I am awake in the night with a migraine and an upset stomach. I keep thinking about the person I knew who died from secondary breast cancer recently and about her husband and her children. She was diagnosed with primary breast cancer when she was the age I am now, two years later she was diagnosed with secondary (metastatic) breast cancer and now two years later she has gone. I find it heartbreaking. When I was diagnosed she supported me, we chatted about our families, they were our concern and now she is not here for hers.

Later on I decide I need to walk off the sadness I am feeling. I enjoy the beauty of my surroundings, the warmth of the sun on my skin, I see families out enjoying the day. I feel alive, happy and thankful.

I meet up with mum, my sister-in-law and 5 and 8 year old nieces at a café. I sit down and mum’s phone rings. She answers. It is my cousin. Gulp.

When the girls go and play mum tells us it is not good news, my auntie has been admitted to hospital as she has been struggling to breathe. She was diagnosed with secondary breast cancer (de novo) about seven years ago. She is in the ward I spent time on during chemotherapy. ‘They will take good care of her’ I say and I remember my times in that ward, the women I met there, their situations, their families, their children. I think about my cousins and their children. My auntie’s grandchildren. I find it heartbreaking.

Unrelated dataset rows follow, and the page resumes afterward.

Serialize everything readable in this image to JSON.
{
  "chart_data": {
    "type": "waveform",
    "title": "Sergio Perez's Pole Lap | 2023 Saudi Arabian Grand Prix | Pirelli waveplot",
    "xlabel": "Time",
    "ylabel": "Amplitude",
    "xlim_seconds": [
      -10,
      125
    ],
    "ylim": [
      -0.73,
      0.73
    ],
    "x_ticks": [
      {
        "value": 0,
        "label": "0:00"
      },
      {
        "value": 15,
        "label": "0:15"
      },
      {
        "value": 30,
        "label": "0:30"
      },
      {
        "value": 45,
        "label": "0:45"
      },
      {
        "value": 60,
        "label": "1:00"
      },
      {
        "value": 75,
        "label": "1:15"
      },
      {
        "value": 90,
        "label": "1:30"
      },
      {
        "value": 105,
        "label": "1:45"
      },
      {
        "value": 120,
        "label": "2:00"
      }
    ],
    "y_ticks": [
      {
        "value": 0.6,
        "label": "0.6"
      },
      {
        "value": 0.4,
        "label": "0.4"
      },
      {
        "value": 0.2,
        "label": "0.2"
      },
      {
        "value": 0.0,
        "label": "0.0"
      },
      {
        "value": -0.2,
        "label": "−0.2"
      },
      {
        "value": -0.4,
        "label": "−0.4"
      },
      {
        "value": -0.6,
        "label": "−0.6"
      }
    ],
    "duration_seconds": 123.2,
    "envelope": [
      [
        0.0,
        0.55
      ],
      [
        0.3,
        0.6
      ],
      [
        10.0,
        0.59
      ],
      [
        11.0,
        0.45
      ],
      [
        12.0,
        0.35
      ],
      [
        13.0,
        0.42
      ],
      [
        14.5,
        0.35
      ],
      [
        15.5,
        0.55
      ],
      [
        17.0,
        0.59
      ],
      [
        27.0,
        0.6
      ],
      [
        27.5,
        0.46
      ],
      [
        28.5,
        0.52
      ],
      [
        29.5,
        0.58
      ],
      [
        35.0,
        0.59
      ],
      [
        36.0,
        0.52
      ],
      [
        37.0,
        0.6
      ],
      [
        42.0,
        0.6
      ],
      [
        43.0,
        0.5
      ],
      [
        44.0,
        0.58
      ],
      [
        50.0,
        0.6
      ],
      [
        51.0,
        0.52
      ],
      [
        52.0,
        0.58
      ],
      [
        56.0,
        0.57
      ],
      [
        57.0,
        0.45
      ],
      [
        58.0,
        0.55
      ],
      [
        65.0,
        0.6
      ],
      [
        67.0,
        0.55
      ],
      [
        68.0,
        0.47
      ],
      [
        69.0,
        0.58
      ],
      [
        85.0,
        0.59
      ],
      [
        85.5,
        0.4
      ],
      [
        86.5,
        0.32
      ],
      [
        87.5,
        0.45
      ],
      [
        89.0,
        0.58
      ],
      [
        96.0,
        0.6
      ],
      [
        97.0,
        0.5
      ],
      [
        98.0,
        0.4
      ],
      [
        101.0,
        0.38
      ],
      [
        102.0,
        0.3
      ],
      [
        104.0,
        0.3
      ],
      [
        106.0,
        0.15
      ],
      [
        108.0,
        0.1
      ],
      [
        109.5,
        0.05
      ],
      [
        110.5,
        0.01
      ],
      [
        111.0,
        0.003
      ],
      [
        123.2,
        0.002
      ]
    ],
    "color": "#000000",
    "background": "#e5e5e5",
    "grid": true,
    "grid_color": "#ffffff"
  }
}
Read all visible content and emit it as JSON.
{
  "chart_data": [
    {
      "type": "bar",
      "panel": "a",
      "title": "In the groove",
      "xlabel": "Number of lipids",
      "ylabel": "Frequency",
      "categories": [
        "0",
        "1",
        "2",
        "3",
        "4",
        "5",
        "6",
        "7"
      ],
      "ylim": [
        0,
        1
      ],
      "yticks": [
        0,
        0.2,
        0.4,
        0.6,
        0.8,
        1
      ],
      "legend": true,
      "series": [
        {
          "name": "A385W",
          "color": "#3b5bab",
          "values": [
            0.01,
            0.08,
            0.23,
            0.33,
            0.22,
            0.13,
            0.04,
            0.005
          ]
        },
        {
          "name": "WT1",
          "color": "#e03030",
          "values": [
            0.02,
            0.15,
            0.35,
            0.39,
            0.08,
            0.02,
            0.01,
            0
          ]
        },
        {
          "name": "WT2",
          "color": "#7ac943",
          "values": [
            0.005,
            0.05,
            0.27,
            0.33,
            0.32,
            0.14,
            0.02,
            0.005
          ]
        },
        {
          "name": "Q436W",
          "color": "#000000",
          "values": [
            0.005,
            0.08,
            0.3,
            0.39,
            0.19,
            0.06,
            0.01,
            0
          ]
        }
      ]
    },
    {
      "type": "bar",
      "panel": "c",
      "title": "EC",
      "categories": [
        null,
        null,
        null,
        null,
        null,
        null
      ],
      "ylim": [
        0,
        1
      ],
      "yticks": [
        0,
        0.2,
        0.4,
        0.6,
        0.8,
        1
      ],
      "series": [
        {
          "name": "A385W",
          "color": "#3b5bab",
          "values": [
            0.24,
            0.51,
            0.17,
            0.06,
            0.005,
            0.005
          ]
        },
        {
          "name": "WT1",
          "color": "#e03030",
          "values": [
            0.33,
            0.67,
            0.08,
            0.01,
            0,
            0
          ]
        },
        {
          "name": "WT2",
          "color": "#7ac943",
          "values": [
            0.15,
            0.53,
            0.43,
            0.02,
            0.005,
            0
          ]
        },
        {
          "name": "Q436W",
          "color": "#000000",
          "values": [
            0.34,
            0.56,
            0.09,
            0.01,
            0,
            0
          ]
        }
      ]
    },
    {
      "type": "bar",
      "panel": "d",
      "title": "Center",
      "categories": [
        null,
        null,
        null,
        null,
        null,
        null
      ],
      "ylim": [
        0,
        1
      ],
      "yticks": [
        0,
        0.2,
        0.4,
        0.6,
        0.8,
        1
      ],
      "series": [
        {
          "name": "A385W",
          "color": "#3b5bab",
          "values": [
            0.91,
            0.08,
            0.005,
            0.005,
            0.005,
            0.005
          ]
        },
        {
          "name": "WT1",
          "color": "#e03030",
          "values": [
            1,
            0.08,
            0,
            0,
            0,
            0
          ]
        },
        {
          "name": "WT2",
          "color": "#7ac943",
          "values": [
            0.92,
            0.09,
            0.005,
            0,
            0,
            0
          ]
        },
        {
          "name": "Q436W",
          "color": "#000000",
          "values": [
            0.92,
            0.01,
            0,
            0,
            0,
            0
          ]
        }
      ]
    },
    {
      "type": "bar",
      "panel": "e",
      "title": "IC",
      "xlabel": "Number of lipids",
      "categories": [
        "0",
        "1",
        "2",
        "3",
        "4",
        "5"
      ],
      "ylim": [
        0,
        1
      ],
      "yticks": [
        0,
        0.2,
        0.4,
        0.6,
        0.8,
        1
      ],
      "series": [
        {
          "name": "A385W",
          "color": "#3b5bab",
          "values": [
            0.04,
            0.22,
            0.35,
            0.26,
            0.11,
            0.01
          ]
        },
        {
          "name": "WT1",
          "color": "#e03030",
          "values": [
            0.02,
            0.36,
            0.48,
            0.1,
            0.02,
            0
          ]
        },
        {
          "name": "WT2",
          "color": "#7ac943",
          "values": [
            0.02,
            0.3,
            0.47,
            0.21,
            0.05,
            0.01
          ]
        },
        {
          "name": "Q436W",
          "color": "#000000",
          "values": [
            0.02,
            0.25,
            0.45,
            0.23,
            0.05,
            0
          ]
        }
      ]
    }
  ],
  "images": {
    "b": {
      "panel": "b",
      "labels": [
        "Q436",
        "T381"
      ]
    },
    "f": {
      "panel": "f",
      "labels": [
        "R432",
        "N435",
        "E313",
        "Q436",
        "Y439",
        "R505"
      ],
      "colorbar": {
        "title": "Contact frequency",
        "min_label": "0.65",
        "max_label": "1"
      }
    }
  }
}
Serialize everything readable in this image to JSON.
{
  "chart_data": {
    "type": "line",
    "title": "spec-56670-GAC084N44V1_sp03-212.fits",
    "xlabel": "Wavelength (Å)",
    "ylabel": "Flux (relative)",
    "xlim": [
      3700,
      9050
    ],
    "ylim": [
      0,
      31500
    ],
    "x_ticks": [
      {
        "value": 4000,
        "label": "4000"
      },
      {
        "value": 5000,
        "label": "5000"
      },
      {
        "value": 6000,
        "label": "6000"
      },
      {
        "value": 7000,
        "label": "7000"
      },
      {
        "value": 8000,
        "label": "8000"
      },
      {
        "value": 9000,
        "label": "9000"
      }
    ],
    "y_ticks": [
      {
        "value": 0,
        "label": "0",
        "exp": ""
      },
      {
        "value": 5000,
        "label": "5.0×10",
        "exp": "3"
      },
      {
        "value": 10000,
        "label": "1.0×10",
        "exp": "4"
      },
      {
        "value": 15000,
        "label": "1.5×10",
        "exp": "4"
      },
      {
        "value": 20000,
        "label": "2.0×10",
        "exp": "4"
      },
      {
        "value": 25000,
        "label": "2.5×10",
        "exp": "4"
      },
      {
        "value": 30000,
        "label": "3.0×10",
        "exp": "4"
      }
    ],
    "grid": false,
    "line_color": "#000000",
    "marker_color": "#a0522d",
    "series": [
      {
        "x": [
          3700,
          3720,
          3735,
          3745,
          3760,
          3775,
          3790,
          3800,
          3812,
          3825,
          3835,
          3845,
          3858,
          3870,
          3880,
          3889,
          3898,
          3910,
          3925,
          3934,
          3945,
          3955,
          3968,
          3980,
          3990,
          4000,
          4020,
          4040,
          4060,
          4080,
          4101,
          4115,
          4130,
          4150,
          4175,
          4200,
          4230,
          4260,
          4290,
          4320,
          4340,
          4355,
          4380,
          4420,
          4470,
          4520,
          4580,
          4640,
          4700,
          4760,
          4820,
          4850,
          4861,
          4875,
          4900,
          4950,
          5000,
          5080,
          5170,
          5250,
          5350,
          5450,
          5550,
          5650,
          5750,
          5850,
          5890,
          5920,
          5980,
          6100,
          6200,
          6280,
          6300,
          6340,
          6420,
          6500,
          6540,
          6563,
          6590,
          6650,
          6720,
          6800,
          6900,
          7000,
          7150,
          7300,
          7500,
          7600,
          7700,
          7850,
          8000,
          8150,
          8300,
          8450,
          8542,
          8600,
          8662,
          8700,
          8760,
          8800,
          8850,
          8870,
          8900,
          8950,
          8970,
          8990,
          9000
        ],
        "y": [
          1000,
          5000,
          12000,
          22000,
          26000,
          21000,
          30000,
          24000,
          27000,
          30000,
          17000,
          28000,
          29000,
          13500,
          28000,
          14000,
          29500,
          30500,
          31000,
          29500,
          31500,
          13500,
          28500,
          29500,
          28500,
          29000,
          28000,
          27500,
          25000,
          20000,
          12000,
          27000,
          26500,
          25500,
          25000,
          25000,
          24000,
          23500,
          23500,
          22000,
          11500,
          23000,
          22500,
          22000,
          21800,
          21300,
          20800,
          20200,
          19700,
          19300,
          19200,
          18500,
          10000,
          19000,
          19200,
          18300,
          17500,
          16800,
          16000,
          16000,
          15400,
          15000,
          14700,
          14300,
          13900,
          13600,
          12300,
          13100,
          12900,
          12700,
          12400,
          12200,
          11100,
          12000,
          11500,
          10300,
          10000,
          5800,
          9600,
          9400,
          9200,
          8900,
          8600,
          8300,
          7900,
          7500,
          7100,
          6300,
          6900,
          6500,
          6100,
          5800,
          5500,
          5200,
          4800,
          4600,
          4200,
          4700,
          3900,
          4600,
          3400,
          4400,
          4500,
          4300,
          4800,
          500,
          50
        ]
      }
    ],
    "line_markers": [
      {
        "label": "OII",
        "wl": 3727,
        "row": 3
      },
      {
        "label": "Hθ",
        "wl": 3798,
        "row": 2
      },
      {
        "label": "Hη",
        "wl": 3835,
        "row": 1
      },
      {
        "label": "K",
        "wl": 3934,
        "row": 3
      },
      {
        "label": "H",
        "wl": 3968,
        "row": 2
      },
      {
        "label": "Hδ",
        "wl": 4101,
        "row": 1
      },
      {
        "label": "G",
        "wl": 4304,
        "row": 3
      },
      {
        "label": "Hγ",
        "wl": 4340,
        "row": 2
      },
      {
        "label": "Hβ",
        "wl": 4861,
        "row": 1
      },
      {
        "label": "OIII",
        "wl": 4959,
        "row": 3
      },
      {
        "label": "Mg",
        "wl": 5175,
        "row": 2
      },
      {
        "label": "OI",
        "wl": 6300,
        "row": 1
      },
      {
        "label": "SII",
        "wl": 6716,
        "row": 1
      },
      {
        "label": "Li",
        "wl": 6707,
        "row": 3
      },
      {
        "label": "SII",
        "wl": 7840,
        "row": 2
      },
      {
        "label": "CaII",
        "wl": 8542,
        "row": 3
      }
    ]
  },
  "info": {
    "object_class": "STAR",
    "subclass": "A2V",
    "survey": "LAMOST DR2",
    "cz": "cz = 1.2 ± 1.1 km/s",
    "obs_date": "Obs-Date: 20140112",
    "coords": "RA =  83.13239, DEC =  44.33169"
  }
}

The girls are excited when I ask them if they would like me to play with them. We look at the flowers and compare their beautiful colours, we choose our favourites. I like the purple ones. We look at plants and trees, at their leaves, the patterns and textures. We notice insects, birds and a squirrel. We dance and we run. I have fun and I forget about the pain and the sorrow. It is good to be here to do this.

Later, we’ve said goodbye and I am driving home. I think about my bittersweet day and I realise I am crying. I let the tears flow.